W starym mieszczańskim domostwie
W starym mieszczańskim domostwie,
Gdzie królował porządek i spokój,
Mieszkał staruszek, samotny i boski,
Z trudem wiązujący butów sznurki.
Na spacer wychodził codziennie o piątej,
By przed sąsiadami być nieznacznie sprzedany,
Butelkę mleka i gazetkę codzienną w garść brał,
Cholernie w żałobie i przyłaził do zarzyganego nieboskłonów.
I pewnego dnia z panną spotkał się
Przeklętą blondi w spódniczce mini,
Ona z nieba, on z codzienności
Dwa światy, dwie stany i jedna brudna pralnia.
Serce staruszka zakochało się radośnie,
Ale blondi - niegadzina, upierała się o szóstego stopienia,
O co mu to biegać jak przeklęty wlezie,
Nie ważne, że wędkarz na fali totalnej beznadziei.

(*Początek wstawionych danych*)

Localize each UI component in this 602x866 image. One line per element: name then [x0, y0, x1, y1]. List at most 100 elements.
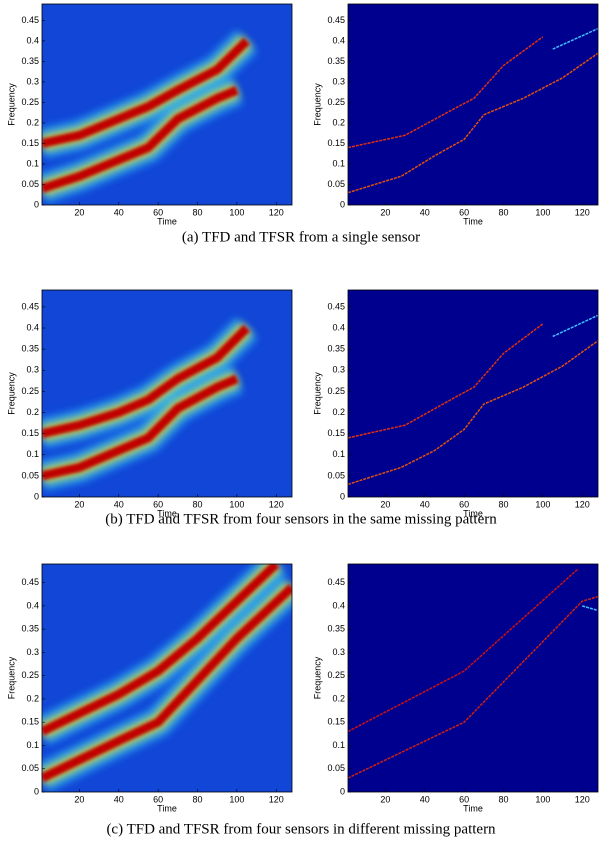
y-tick-label: 0.05	[21, 763, 39, 773]
y-tick-label: 0.15	[21, 428, 39, 438]
x-tick-label: 120	[269, 207, 284, 217]
plot-frame	[347, 563, 599, 793]
y-tick-label: 0.3	[26, 647, 39, 657]
y-tick-label: 0.35	[327, 344, 345, 354]
plot-frame	[41, 289, 293, 498]
trace	[552, 314, 598, 338]
ridge	[42, 374, 239, 481]
y-axis-label: Frequency	[312, 656, 322, 699]
plot-content	[348, 27, 598, 194]
y-tick-label: 0.2	[26, 117, 39, 127]
x-tick-label: 60	[153, 499, 163, 509]
y-tick-label: 0.05	[327, 470, 345, 480]
ridge	[42, 37, 250, 148]
plot-frame	[347, 289, 599, 498]
y-tick-label: 0.1	[26, 449, 39, 459]
y-tick-label: 0.15	[327, 428, 345, 438]
x-tick-label: 60	[153, 794, 163, 804]
y-tick-label: 0.2	[332, 693, 345, 703]
y-tick-label: 0	[34, 786, 39, 796]
y-tick-label: 0.35	[21, 624, 39, 634]
y-tick-label: 0.35	[327, 56, 345, 66]
y-tick-label: 0.1	[26, 740, 39, 750]
y-tick-label: 0.45	[21, 577, 39, 587]
trace	[348, 595, 598, 779]
y-tick-label: 0	[340, 199, 345, 209]
y-axis-label: Frequency	[6, 372, 16, 415]
x-tick-label: 40	[420, 499, 430, 509]
x-tick-label: 80	[193, 794, 203, 804]
x-tick-label: 100	[535, 794, 550, 804]
y-tick-label: 0.2	[332, 407, 345, 417]
plot-frame	[41, 563, 293, 793]
trace	[348, 340, 598, 486]
x-tick-label: 80	[193, 499, 203, 509]
y-tick-label: 0.25	[327, 97, 345, 107]
y-axis-label: Frequency	[6, 656, 16, 699]
y-tick-label: 0.2	[26, 407, 39, 417]
y-tick-label: 0.45	[21, 301, 39, 311]
x-axis-label: Time	[157, 508, 177, 518]
y-tick-label: 0.3	[26, 365, 39, 375]
y-tick-label: 0.1	[332, 449, 345, 459]
x-tick-label: 60	[153, 207, 163, 217]
y-tick-label: 0.4	[332, 322, 345, 332]
plot-frame	[347, 3, 599, 206]
x-axis-label: Time	[463, 803, 483, 813]
x-tick-label: 120	[575, 794, 590, 804]
y-tick-label: 0.05	[327, 763, 345, 773]
plot-content	[42, 564, 292, 792]
plot-content	[42, 30, 258, 203]
y-tick-label: 0.25	[327, 670, 345, 680]
x-tick-label: 20	[380, 794, 390, 804]
plot-background	[348, 564, 598, 792]
y-tick-label: 0.25	[21, 670, 39, 680]
x-tick-label: 40	[114, 794, 124, 804]
y-tick-label: 0.1	[26, 158, 39, 168]
y-tick-label: 0.4	[332, 35, 345, 45]
y-tick-label: 0.1	[332, 158, 345, 168]
y-tick-label: 0.3	[26, 76, 39, 86]
y-tick-label: 0.45	[327, 15, 345, 25]
y-tick-label: 0.45	[327, 577, 345, 587]
x-tick-label: 80	[193, 207, 203, 217]
x-tick-label: 120	[575, 499, 590, 509]
ridge	[42, 324, 250, 439]
y-tick-label: 0.4	[26, 35, 39, 45]
x-axis-label: Time	[157, 803, 177, 813]
y-tick-label: 0.2	[26, 693, 39, 703]
y-tick-label: 0.25	[21, 97, 39, 107]
y-tick-label: 0.3	[332, 365, 345, 375]
y-tick-label: 0.4	[332, 600, 345, 610]
trace	[582, 605, 598, 612]
x-tick-label: 100	[229, 499, 244, 509]
plot-background	[348, 290, 598, 497]
y-tick-label: 0	[340, 786, 345, 796]
y-tick-label: 0.15	[327, 138, 345, 148]
y-axis-label: Frequency	[6, 83, 16, 126]
x-tick-label: 80	[499, 499, 509, 509]
x-tick-label: 120	[269, 499, 284, 509]
y-tick-label: 0.15	[327, 717, 345, 727]
y-tick-label: 0.3	[332, 76, 345, 86]
x-tick-label: 40	[114, 207, 124, 217]
y-tick-label: 0.3	[332, 647, 345, 657]
y-tick-label: 0.05	[21, 179, 39, 189]
ridge	[42, 85, 239, 193]
plot-content	[348, 314, 598, 486]
y-tick-label: 0.35	[21, 56, 39, 66]
x-tick-label: 100	[229, 207, 244, 217]
y-tick-label: 0.45	[327, 301, 345, 311]
x-tick-label: 40	[420, 207, 430, 217]
y-tick-label: 0.25	[327, 386, 345, 396]
x-tick-label: 120	[575, 207, 590, 217]
x-tick-label: 120	[269, 794, 284, 804]
y-tick-label: 0.35	[21, 344, 39, 354]
x-tick-label: 100	[229, 794, 244, 804]
x-axis-label: Time	[463, 508, 483, 518]
y-tick-label: 0.35	[327, 624, 345, 634]
y-tick-label: 0.05	[21, 470, 39, 480]
x-axis-label: Time	[157, 216, 177, 226]
y-tick-label: 0	[34, 199, 39, 209]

Staruszek dał wszystko, dał nawet i siebie,
Ale blondi, królowa z urody,
Zbierała jeszcze niedojrzałe figi,
I zaraz wyszczekiwała stanowcze nie.
W końcu staruszek zaczął się nią jarać,
Bo wszak miłość nie widzi innej drogi,
Zaczął się starać, gotować i sprzątać,
Ale blondi nadal deklarowała, że jawnie nie płodzi.

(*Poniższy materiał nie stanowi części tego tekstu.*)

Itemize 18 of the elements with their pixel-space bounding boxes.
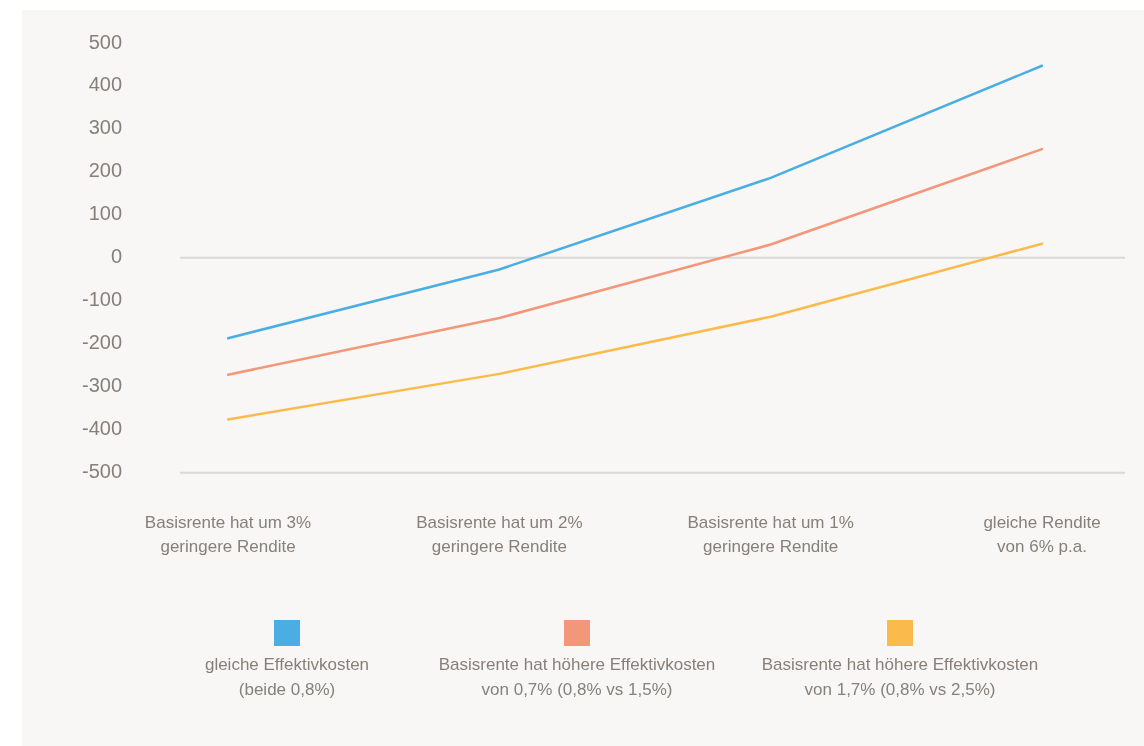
y-tick-label: 400 [88, 73, 123, 96]
legend-label: Basisrente hat höhere Effektivkosten von 1,7% (0,8% vs 2,5%) [760, 654, 1040, 701]
y-tick-label: -100 [82, 288, 123, 311]
legend-label: gleiche Effektivkosten (beide 0,8%) [203, 654, 371, 701]
y-tick-label: -300 [82, 374, 123, 397]
y-tick-label: -500 [82, 460, 123, 483]
x-tick-label: Basisrente hat um 3% geringere Rendite [144, 512, 312, 557]
x-tick-label: gleiche Rendite von 6% p.a. [983, 512, 1101, 557]
y-tick-label: 100 [88, 202, 123, 225]
x-tick-label: Basisrente hat um 2% geringere Rendite [416, 512, 583, 557]
legend-label: Basisrente hat höhere Effektivkosten von 0,7% (0,8% vs 1,5%) [437, 654, 717, 701]
y-tick-label: 0 [110, 245, 123, 268]
x-tick-label: Basisrente hat um 1% geringere Rendite [687, 512, 854, 557]
y-tick-label: 300 [88, 116, 123, 139]
y-tick-label: -400 [82, 417, 123, 440]
y-tick-label: 500 [88, 30, 123, 53]
y-tick-label: 200 [88, 159, 123, 182]
y-tick-label: -200 [82, 331, 123, 354]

W nieskończonej desperacji staruszek odpowiadał:
"Wybacz mi, nie wiedziałem, że jestem tak star",
Bojowy wózek nie pomagał niejednokrotnie,
Bo blondi w nim jechała i eliksir dostawała.
Czas mijał, a panna nadal uparcie trwała,
Staruszkowi siwe na głowie włoski rosły,
Nigdy po drodze nie zaszkodziłby garnek,
Co niektóre starsze damy byłyby szczęśliwe z powodu otwartych bram.
Lecz staruszek doszedł do mądrego wniosku,
Że pomogą mu jedynie magiczne zaklęcia,
Nie noce z czarcimi tańcami,
Ale spacery przy głębokim cienkim dzwonie.